Håkan made the point that we are currently “throwing AI at any problem to see what sticks”. Totally agree.

Where are LLMs Going?

We had quite a debate about the nature of LLMs and how they can develop and whether you can trust their output. In general, everyone agreed that LLMs definitely have a tendency to produce incorrect answers – but do so in a way that makes no indication about any uncertainty.

I would argue that LLMs exhibit a software failure behavior, in the sense that small changes in input can result in the output going from good to totally incorrect. Such highly-input-sensitive chaotic behavior is typical of software. Unfortunately, my sense is that human minds are pretty poor at handling unexpected breakages – in the physical world, small changes in input or force applied results in small changes to the state. Software is not like that. I have some good examples in my exploration of AI models explaining code…

Sustainability

Another discussion was around the sustainability of AI. LLMs as currently implemented use ridiculous amounts of energy. Where is this heading?

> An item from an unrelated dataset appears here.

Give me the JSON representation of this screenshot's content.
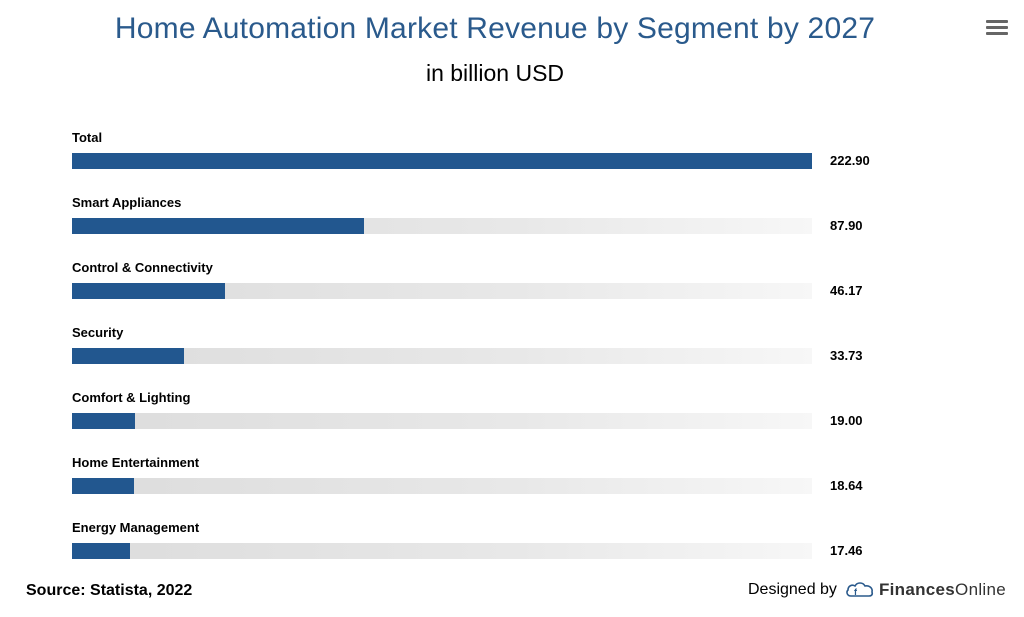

On one hand, we see ever more power-hungry systems to run and train bigger models faster. On the other hand, there is architectural innovation going on that improves the efficiency of the hardware and the software. For example, the DeepSeek models and SambaNova hardware (as discussed above). On the third hand, there is always Jevon’s Paradox.

Eventually, it should come down to economics. As users get exposed to the actual cost of building and running the compute needed for AI (today it is clearly being subsidized), the demand should reorganize itself to the areas where LLMs have a unique advantage over other ways to compute solutions to problems.

DeepSeek and Architectural Innovation

We could not avoid a discussion on the recent announcements from DeepSeek. With some real experts in the room at least I learnt something new. There are some real innovations in the DeepSeek models, as they have been presented.

First of all, it uses an unusually wide mixture-of-experts model – with 256 different experts/submodels instead of a more typical 8 or so. Each expert can be quite specialized to a certain type of task or knowledge. This is combined with a good “router” in the model, allowing activation of just a fraction of the model overall for each query.

Second, the model architecture of the attention block was changed to make it more efficient, based on compressing its inputs based on assumptions on what is important. By reducing the amount of data needed for each operation, it is possible to support longer input windows.

There are several other innovations in DeepSeek that are too deep for me to explain.

If we abstract it a bit, I would argue that DeepSeek is a representative of software innovation in AI. Making LLMs better by doing classic software optimization and algorithmic innovations.

Another example of the room for innovation is Google’s work on Titans, replacing classic transformers. Titans scale better to large context windows (classic transformers are ordo n-squared, Titans are closer to linear).

Innovations like these show why it is too early to design totally specialized accelerators for specific parts of today’s LLM pipelines. For example, if you had a “transformer” block in hardware it would be worthless for these new algorithms.

It shows that AI is just like classic computer architecture in a deep sense – too much hardware specialization limits hardware applicability. You need the right balance between.